Mourning for Cory, Morning for Country

August 7, 2009 6:55 am Published by Leave your thoughts

In the flurry of broadcast news on the day the Filipino people laid to rest President Corazon Aquino, an incredulous and emotion-gripped radio commentator asked: what is it that brings these ordinary people from all walks of life, in the tens of thousands, out to the streets, braving heavy rains, displaying such an outpouring of affection and respect, painting, as it were, a metropolis yellow? On the Sucat Junction leading to the Manila Memorial Park, as in every stretch of the 25-kilometer funeral route, people had congregated hours before the cortege bearing the remains of the former president made its way out of the Manila Cathedral.

People packed every inch of the pedestrian overpasses, huddling under umbrellas, peering silently into the distance, waiting patiently for a glimpse of the beloved Tita Cory.’  A bedraggled group of several bare-chested and barefoot boys marched up and down a stretch of the concrete road chanting Cory, Cory’, following an older boy who hoisted what looked like a faded yellow curtain on a long stick and waved it vigorously. Close by, another group of rowdy teenaged boys pasted photocopied sheets of Cory’s photo onto their shirts and busily tied yellow ribbons to fences lining the thoroughfare.

Four chattering women from the ranks of the urban poor, bedecked themselves in hurriedly-made yellow paper hats and ribbons, and spread out a flimsy, yellow wrapping paper on which they wrote delicately: “dasal, pagmamahal at pasasalamat ang pabaon naming sa inyo President Cory.” (Prayers, love and gratitude are what we send you off with, President Cory.) The intermittent rains that morning reduced their poster into a humble tribute, making the words marked in black ink barely legible. But there they were, planting themselves as close to the road’s edge as possible, as if to say that their message had to be conveyed for all to hear.

These were stunning tableaus to behold and marvel at – and one had to be too stoic to be unmoved by such massively public, and yet intensely personal, expressions of respect and gratitude. It was not only the rich and the middle class motorists in their private vehicles who were present along the streets and highways. Everywhere, the members of the vast underclass who live in cramped dwellings all over the city spilled out to briefly claim public spaces of the metropolis.  It was not only older Filipinos who recall the history-changing energy of the People Power Revolution, but post-1986 youth who only know of Ninoy and Cory as iconic figures in recent history, who came out in droves and meandering queues – in blazing sun or pouring rain – to pay their last respects to an adored leader who passed on.

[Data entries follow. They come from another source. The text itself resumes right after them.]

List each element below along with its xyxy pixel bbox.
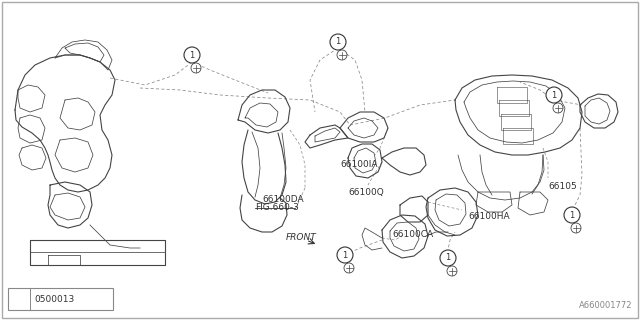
Text: 1: 1 <box>17 294 22 303</box>
Text: 66100DA: 66100DA <box>262 195 303 204</box>
Circle shape <box>184 47 200 63</box>
Text: 1: 1 <box>189 51 195 60</box>
Text: 66100IA: 66100IA <box>340 160 378 169</box>
Circle shape <box>330 34 346 50</box>
Circle shape <box>337 50 347 60</box>
Circle shape <box>546 87 562 103</box>
Text: 1: 1 <box>335 37 340 46</box>
Text: 0500013: 0500013 <box>34 294 74 303</box>
Circle shape <box>337 247 353 263</box>
Circle shape <box>440 250 456 266</box>
Text: 1: 1 <box>445 253 451 262</box>
Circle shape <box>447 266 457 276</box>
Text: 66100HA: 66100HA <box>468 212 509 221</box>
Circle shape <box>12 292 26 306</box>
Circle shape <box>571 223 581 233</box>
Text: 1: 1 <box>342 251 348 260</box>
Text: 1: 1 <box>570 211 575 220</box>
Text: 1: 1 <box>552 91 557 100</box>
Circle shape <box>564 207 580 223</box>
Circle shape <box>191 63 201 73</box>
Text: FIG.660-3: FIG.660-3 <box>255 204 299 212</box>
Text: A660001772: A660001772 <box>579 301 632 310</box>
Circle shape <box>344 263 354 273</box>
Text: 66100Q: 66100Q <box>348 188 384 197</box>
Circle shape <box>553 103 563 113</box>
Text: FRONT: FRONT <box>286 234 317 243</box>
Bar <box>8 288 113 310</box>
Text: 66105: 66105 <box>548 182 577 191</box>
Text: 66100CA: 66100CA <box>392 230 433 239</box>
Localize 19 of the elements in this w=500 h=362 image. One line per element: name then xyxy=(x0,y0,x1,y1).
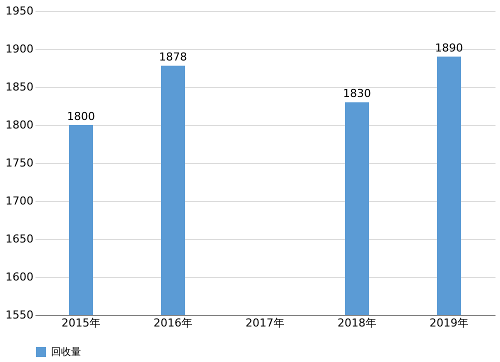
x-tick-label: 2018年 xyxy=(338,316,376,330)
x-tick-label: 2019年 xyxy=(430,316,468,330)
data-label: 1890 xyxy=(435,42,463,55)
y-tick-label: 1550 xyxy=(6,308,34,322)
y-tick-label: 1850 xyxy=(6,80,34,94)
data-label: 1878 xyxy=(159,50,187,64)
y-tick-label: 1650 xyxy=(6,232,34,246)
legend-label: 回收量 xyxy=(51,347,81,358)
y-tick-label: 1700 xyxy=(6,194,34,208)
y-tick-label: 1750 xyxy=(6,156,34,170)
y-tick-label: 1600 xyxy=(6,270,34,284)
x-tick-label: 2017年 xyxy=(246,316,284,330)
y-tick-label: 1950 xyxy=(6,4,34,18)
y-tick-label: 1900 xyxy=(6,42,34,56)
x-tick-label: 2016年 xyxy=(154,316,192,330)
x-tick-label: 2015年 xyxy=(62,316,100,330)
y-tick-label: 1800 xyxy=(6,118,34,132)
data-label: 1830 xyxy=(343,87,371,100)
data-label: 1800 xyxy=(67,110,95,123)
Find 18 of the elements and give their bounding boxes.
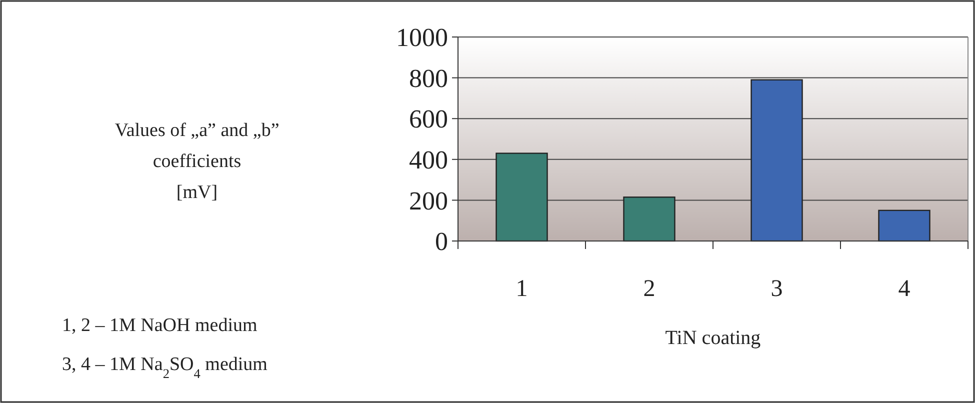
y-tick-label: 200 [409, 186, 448, 216]
bar [623, 196, 676, 242]
bar [750, 79, 803, 242]
y-tick-label: 600 [409, 104, 448, 134]
x-tick-label: 4 [898, 276, 910, 302]
bar [496, 152, 548, 242]
y-tick-label: 400 [409, 146, 448, 174]
x-tick-label: 1 [516, 276, 528, 302]
y-tick-label: 0 [435, 227, 448, 256]
y-tick-label: 800 [409, 64, 448, 93]
x-tick-label: 3 [770, 276, 783, 302]
text: Values of „a” and „b” coefficients [mV] [114, 120, 280, 203]
y-tick-label: 1000 [396, 23, 448, 52]
text: 1, 2 – 1M NaOH medium [62, 315, 258, 336]
text: 3, 4 – 1M Na$_{2}$SO$_{4}$ medium [62, 354, 268, 380]
x-axis-title: TiN coating [665, 327, 761, 349]
bar [878, 210, 930, 242]
x-tick-label: 2 [643, 276, 656, 302]
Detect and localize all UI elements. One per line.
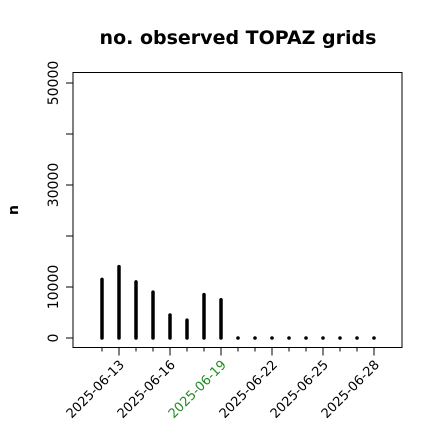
y-axis-label: n xyxy=(6,205,22,215)
x-axis: 2025-06-132025-06-162025-06-192025-06-22… xyxy=(64,347,383,422)
bar xyxy=(253,336,257,340)
chart-title: no. observed TOPAZ grids xyxy=(100,27,377,49)
bar xyxy=(304,336,308,340)
bar xyxy=(338,336,342,340)
y-tick-label: 30000 xyxy=(46,163,62,208)
bar xyxy=(270,336,274,340)
bar xyxy=(236,336,240,340)
bar xyxy=(372,336,376,340)
bar xyxy=(287,336,291,340)
bar xyxy=(321,336,325,340)
y-tick-label: 10000 xyxy=(46,265,62,310)
y-tick-label: 50000 xyxy=(46,61,62,106)
bar xyxy=(355,336,359,340)
y-axis: 0 10000 30000 50000 xyxy=(46,61,73,343)
data-marks xyxy=(100,264,376,340)
plot-area-frame xyxy=(72,72,403,348)
y-tick-label: 0 xyxy=(46,334,62,343)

But what, indeed, brings about this kind of a once-a-lifetime (or twice-in-a-lifetime) national catharsis? A schoolboy was asked why he put offered flowers for Cory at the Aquino home in Quezon City and he answered in a breathtakingly simple paean that captures it all:  “because she was good.”  An older man would intone: “she made me proud to be Filipino.” Or from yet another: “She simply made us believe we could be better, that we just have to keep the faith in ourselves and the country.”

In the thickening throngs surrounding Cory’s wake and final funeral procession, there was lively chatter and even animated laughter.  Yet the prevailing atmosphere was of collective grief and somber reflection of the leadership of one who has not only been touted as our icon of democracy,’ but time and again has simply returned us to our higher selves. More than the enduring respect for Cory the person of simple ways, or as the grieving, valiant widow who rose to the immense challenge of taking on a ruthless dictatorship, Cory’s hold on the national consciousness is deeply symbolic and personal.

For a battered people yearning for a sense of pride in their own capacities, Cory offered the invitation to embrace the higher commitment to country and each other.  Her narrative (and Ninoy’s) of tragedy and triumph not only made for a compelling national morality play with the euphoric climax of good wining over evil in People Power.  Notwithstanding whatever we may point to her presidency as policy failures or grossly missed opportunities, her struggle mirrored many of our own stories of despair and difficulty, and the abiding, blazing hope for a better day.  In the homily of Father Arevalo during the funeral mass for Cory, he evoked: “Cory was the only true queen our people ever had, and was queen because we knew she truly held our hearts in the greatness and gentleness of her own.”

In our “grateful yet breaking hearts” we mourn the loss of our corazon, the closest we can get in our time to an embodiment of Inang Bayan.  But in the reawakened power of a people finding yet again the wellsprings of their goodness and giftedness, we are offered the promise of a new morning for a country in whose greatness — despite the unrelenting forces of greed, ambition and cynicism — Cory always believed and kept faith.

Neric Acosta was Liberal Party Member of Parliament of Bukidnon from 1998-2007 and is secretary general of the Council of Asian Liberals and Democrats.